Saturday, August 08, 2009

How just a little impatience lead to a complete OS reinstall

I use Adobe Air in Ubuntu 9.04 on my EeePC 901 and right now the only Adobe Air app I use is Tweetdeck.
A few days ago I got a message saying that I needed to update my Adobe Air so I saud yes and the update proceeded. But, it seemed to get stuck half way through the update and it wouldn't go any further. As I was doing something else at the time and CPU usage had climbed to 100%, I decided to just pull the plug as I couldn't get the AA update to quit any other way.
But, when I rebooted, I found that Adobe Air wouldn't start and gave a message saying it needed to be reinstalled. However, when I tried to re-install it it told me that it was already installed. Not only that but the Synaptic package manager was completely disabled by whatever was the problem with Adobe Air.
Only solution was to re-install Ubuntu 9.04 without formatting the /home partition.

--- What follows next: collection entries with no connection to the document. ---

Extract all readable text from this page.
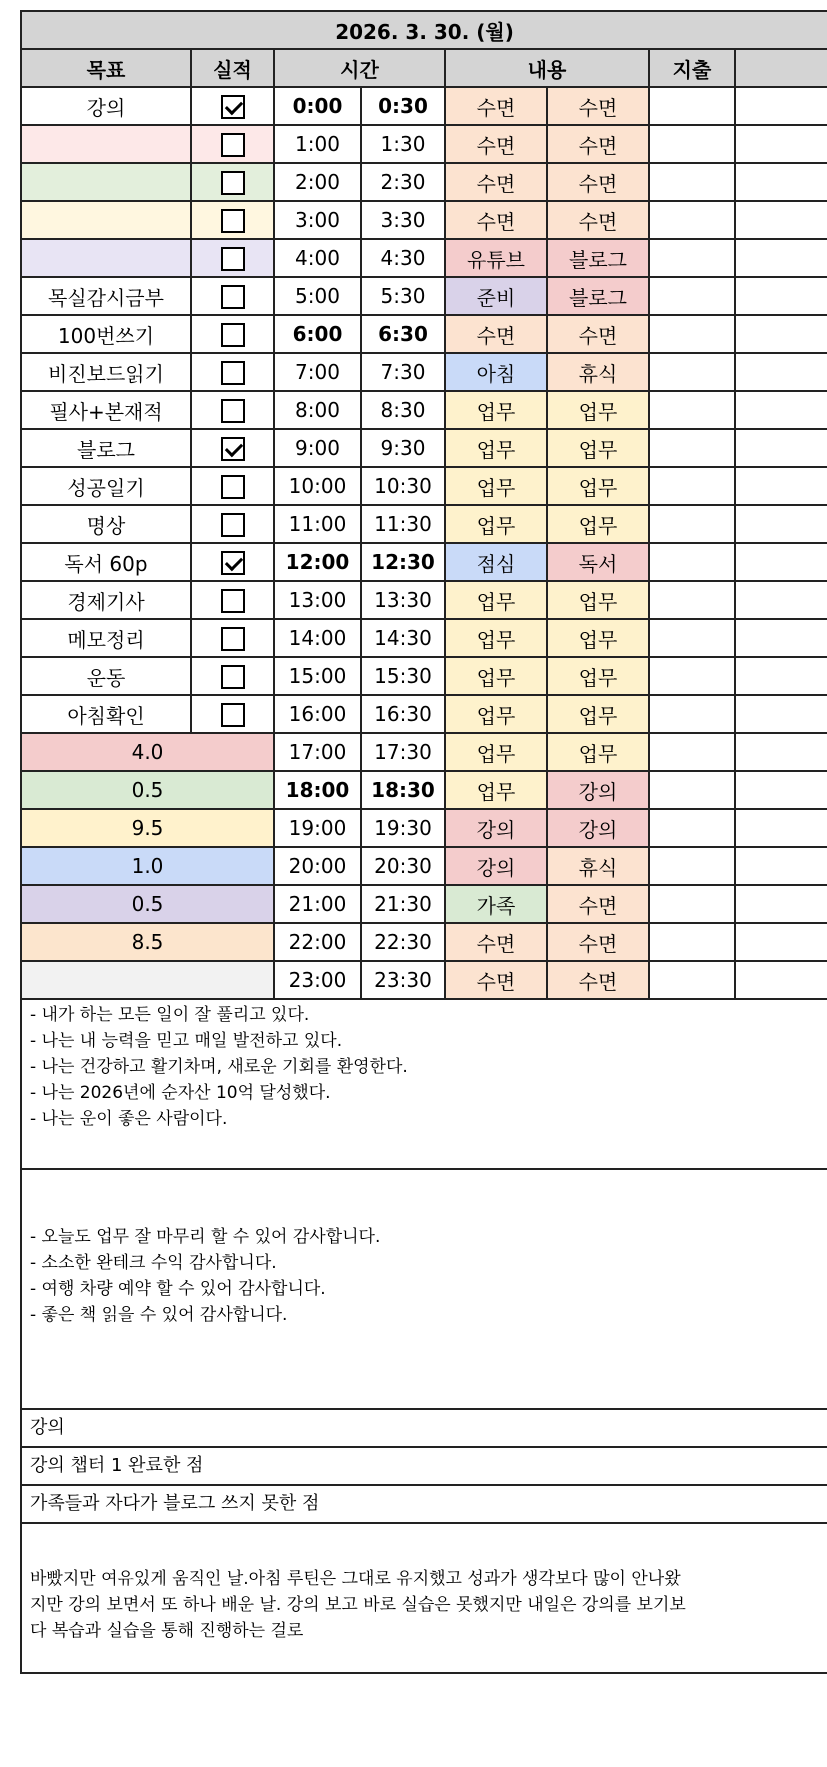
2026. 3. 30. (월)							
목표	실적	시간		내용		지출	
강의		0:00	0:30	수면	수면		
		1:00	1:30	수면	수면		
		2:00	2:30	수면	수면		
		3:00	3:30	수면	수면		
		4:00	4:30	유튜브	블로그		
목실감시금부		5:00	5:30	준비	블로그		
100번쓰기		6:00	6:30	수면	수면		
비진보드읽기		7:00	7:30	아침	휴식		
필사+본재적		8:00	8:30	업무	업무		
블로그		9:00	9:30	업무	업무		
성공일기		10:00	10:30	업무	업무		
명상		11:00	11:30	업무	업무		
독서 60p		12:00	12:30	점심	독서		
경제기사		13:00	13:30	업무	업무		
메모정리		14:00	14:30	업무	업무		
운동		15:00	15:30	업무	업무		
아침확인		16:00	16:30	업무	업무		
4.0		17:00	17:30	업무	업무		
0.5		18:00	18:30	업무	강의		
9.5		19:00	19:30	강의	강의		
1.0		20:00	20:30	강의	휴식		
0.5		21:00	21:30	가족	수면		
8.5		22:00	22:30	수면	수면		
		23:00	23:30	수면	수면		
- 내가 하는 모든 일이 잘 풀리고 있다.
- 나는 내 능력을 믿고 매일 발전하고 있다.
- 나는 건강하고 활기차며, 새로운 기회를 환영한다.
- 나는 2026년에 순자산 10억 달성했다.
- 나는 운이 좋은 사람이다.
- 오늘도 업무 잘 마무리 할 수 있어 감사합니다.
- 소소한 완테크 수익 감사합니다.
- 여행 차량 예약 할 수 있어 감사합니다.
- 좋은 책 읽을 수 있어 감사합니다.
강의
강의 챕터 1 완료한 점
가족들과 자다가 블로그 쓰지 못한 점
바빴지만 여유있게 움직인 날.아침 루틴은 그대로 유지했고 성과가 생각보다 많이 안나왔
지만 강의 보면서 또 하나 배운 날. 강의 보고 바로 실습은 못했지만 내일은 강의를 보기보
다 복습과 실습을 통해 진행하는 걸로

This went smoothly and now I could finally re-install Adobe Air. However, now Firefox wouldn't work. When I tried to start it, it told me that Firefox was already running and needed to be shutdown before I could start it again.

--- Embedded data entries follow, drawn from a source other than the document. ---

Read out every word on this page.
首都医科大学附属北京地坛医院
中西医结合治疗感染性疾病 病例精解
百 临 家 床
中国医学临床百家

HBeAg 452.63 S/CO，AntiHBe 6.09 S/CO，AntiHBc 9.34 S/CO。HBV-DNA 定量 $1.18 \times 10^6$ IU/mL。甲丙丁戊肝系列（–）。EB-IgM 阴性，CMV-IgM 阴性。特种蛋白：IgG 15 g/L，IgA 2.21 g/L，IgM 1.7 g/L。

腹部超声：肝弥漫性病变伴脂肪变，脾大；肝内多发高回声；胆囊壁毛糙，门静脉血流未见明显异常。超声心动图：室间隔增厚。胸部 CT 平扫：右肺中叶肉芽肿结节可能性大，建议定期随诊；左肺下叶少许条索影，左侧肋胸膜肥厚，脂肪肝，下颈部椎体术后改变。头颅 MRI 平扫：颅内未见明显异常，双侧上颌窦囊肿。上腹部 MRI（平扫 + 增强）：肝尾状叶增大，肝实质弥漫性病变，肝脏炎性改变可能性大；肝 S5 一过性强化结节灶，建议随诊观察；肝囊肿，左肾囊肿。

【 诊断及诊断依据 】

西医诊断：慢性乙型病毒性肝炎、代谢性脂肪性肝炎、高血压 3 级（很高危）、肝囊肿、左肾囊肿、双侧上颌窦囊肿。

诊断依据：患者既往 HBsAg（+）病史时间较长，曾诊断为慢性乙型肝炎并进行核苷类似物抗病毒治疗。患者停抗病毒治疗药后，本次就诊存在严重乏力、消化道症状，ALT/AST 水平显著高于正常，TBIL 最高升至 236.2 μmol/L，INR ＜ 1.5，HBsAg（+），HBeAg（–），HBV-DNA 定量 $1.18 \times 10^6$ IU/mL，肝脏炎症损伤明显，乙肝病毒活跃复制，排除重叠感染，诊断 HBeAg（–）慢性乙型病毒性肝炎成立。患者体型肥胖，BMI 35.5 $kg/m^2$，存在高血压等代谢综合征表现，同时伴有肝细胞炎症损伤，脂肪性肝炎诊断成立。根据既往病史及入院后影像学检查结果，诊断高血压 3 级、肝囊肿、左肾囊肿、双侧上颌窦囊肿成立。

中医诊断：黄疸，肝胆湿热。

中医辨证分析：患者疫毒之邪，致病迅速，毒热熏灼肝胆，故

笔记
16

Additionally, I could neither re-install nor uninstall Firefox.
I found one or two references to the same problem but no solution.
Nothing for it but to re-install Ubuntu again but this time to format the /home partition too.
After this everything was fine.
However, it's not all bad news as I seem to have saved in total almost 2 GB of "bloat" from my Ubuntu install as after I'd gotten everything installed that I needed, I have a total of 2.8 GB free in / and /home whereas this total was around 900 MB before I reinstalled.
Given the small HDD space on the EeePC 901, in my multiboot situation, I'd almost be prepared to recommend a controlled complete reinstall of your OSes every few months just to weed out all of the cruft and unnecessary stuff that builds up unknowingly.
Additionally, having extra OSes on your computer allows you easily to transfer your important files and folders to somewhere safe so they can be retrieved after the reinstall without having to resort to USB keys or the like.